Che non combatte il lupo cattivo come nelle favole, ma un nemico molto più
grande, più subdolo e cattivo per l’intera collettività.
Forse
è per questo che, nelle sua ormai ricorrenti immagini, nelle tantissime foto
che la ritraggono, non c’è traccia di serenità, di sorrisi spensierati, tipici
della sua età, ma, piuttosto, espressioni cupe e imbronciate, fronte aggrottata
e una seria fermezza negli occhi, quasi sconcertante quando la si osserva su un
volto pulito, così giovane, così inquieto e preoccupato.
Nonostante
i suoi sedici anni, negli ultimi mesi Greta ha dimostrato una rara
consapevolezza e determinazione: ogni venerdì, si reca davanti al Parlamento
nazionale di Svezia, con il suo cartello sottobraccio “Sciopero della scuola per il
clima”, e protesta silenziosa e in solitudine, settimana dopo settimana,
senza dare segni di stanchezza.
In
pochi mesi queste manifestazioni - con passaparola online e hashtags - sono diventate virali e condivise nel mondo, hanno
ispirato e prodotto movimenti studenteschi globali, a cui aderiscono non solo i
giovani, ma anche gli adulti, e fra questi oltre tremila scienziati.
Fino
ad arrivare a venerdì scorso, al “Global strike for future”, lo
sciopero mondiale (in 1600 città di 80 Paesi, oltre 150 solo in Italia), per
chiedere ai governi di attivare programmi convinti ed efficaci, di iniziare ad
utilizzare energia pulita e rinnovabile, di smettere di utilizzare i combustibili
fossili, di fermare il riscaldamento globale e impegnarsi per difendere
l’ambiente.
Un
grido disperato per scuotere le coscienze e mettere sotto accusa il mondo
politico, che si profila come una mobilitazione permanente, che chiama a
raccolta tutta una generazione, angosciata per il proprio futuro, che vede
nelle conseguenze dell’attuale modello economico e sociale il preludio di una
catastrofe annunciata.
“Ci
avete rotto i polmoni”. “Non abbiamo un pianeta B”, si
legge nei messaggi sui social network, sui diversi siti internet e sui
cartelli.
“Non
potete aspettare che cresciamo noi per salvare il mondo” è
l’appello della giovanissima svedese, che qualcuno ha definito “Star del clima”

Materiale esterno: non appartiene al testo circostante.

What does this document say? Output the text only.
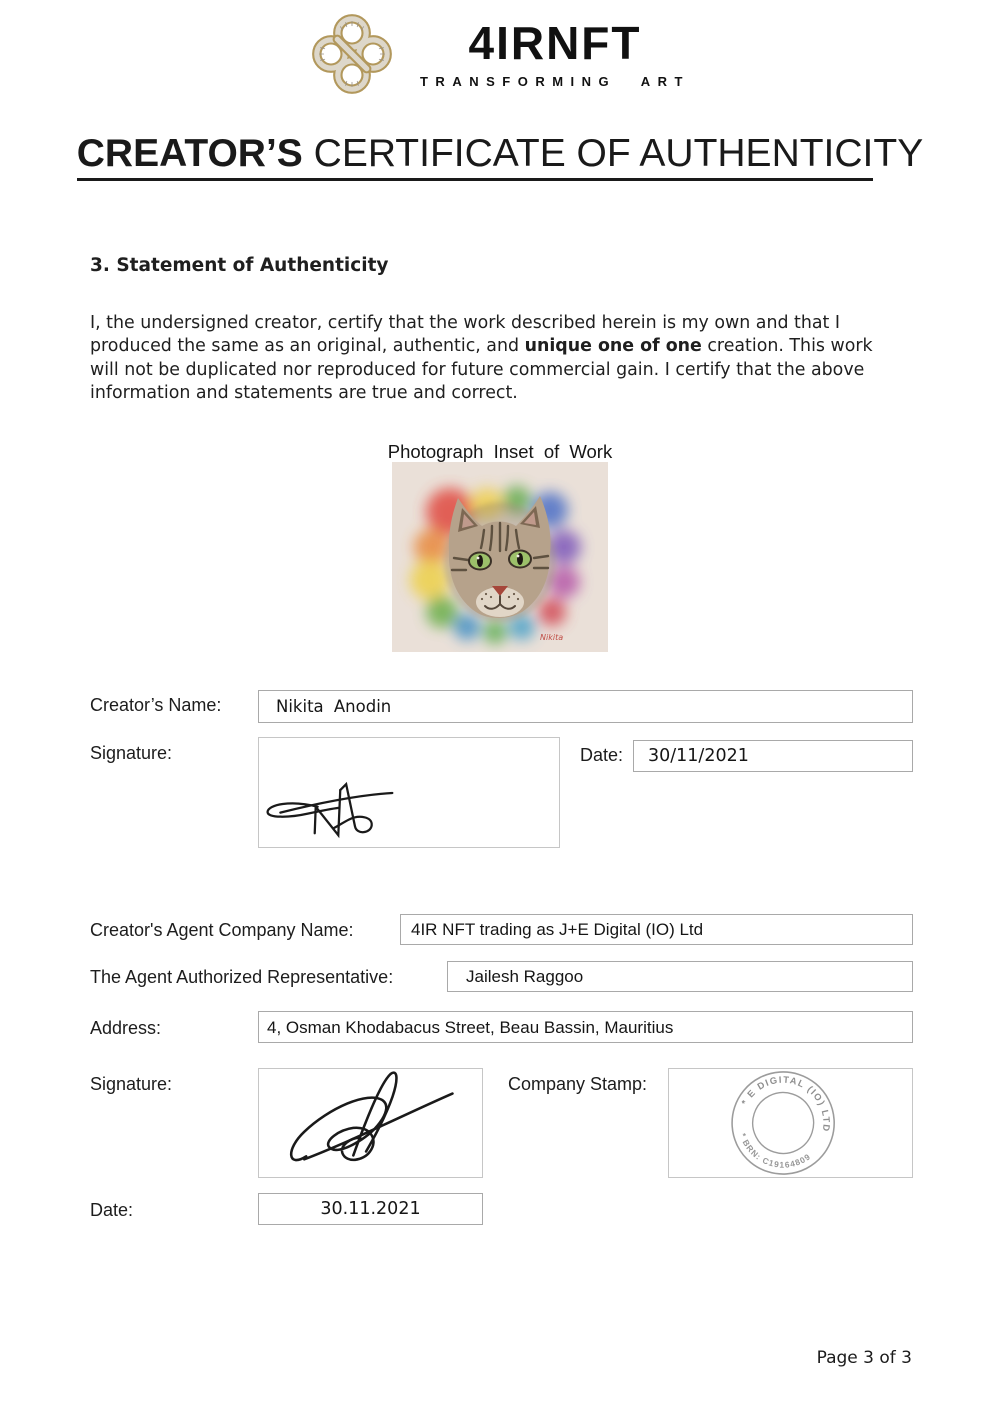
4IRNFT
TRANSFORMING ART
CREATOR’S CERTIFICATE OF AUTHENTICITY
3. Statement of Authenticity
I, the undersigned creator, certify that the work described herein is my own and that I produced the same as an original, authentic, and unique one of one creation. This work will not be duplicated nor reproduced for future commercial gain. I certify that the above information and statements are true and correct.
Photograph Inset of Work
Nikita
Creator’s Name:	Nikita Anodin
Signature:	Date:	30/11/2021
Creator's Agent Company Name:	4IR NFT trading as J+E Digital (IO) Ltd
The Agent Authorized Representative:	Jailesh Raggoo
Address:	4, Osman Khodabacus Street, Beau Bassin, Mauritius
Signature:	Company Stamp:
* E DIGITAL (IO) LTD
* BRN: C19164809
Date:	30.11.2021
Page 3 of 3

e candidato al Nobel per la pace.
Mentre
altri illustri opinionisti nostrani, sprezzanti e gonfi di superbia, tipo Maria
Giovanna Maglie, dicono in radio: ''Greta Thunberg? Se non fosse malata la
metterei sotto con la macchina''
Questa
bestemmia squallida e oscurantista, mi induce a pensare come sarebbe andata la
storia di Greta, se fosse stata italiana e se la sua solitaria e caparbia
protesta non fosse avvenuta in Svezia, ma davanti a Montecitorio: l’avrebbero,
come minimo, derisa, sfottuta e sbeffeggiata, offesa ed umiliata, apostrofata
con battute misogine e sessiste, insultata e condannata, come nullafacente che
non ha voglia di studiare e si fa le canne.
Invece,
per fortuna, Greta è nata a Stoccolma ed è
stata la prima fiammella - dicono i suoi sostenitori - che ha incendiato la nostra generazione e ha fatto scioperare il mondo.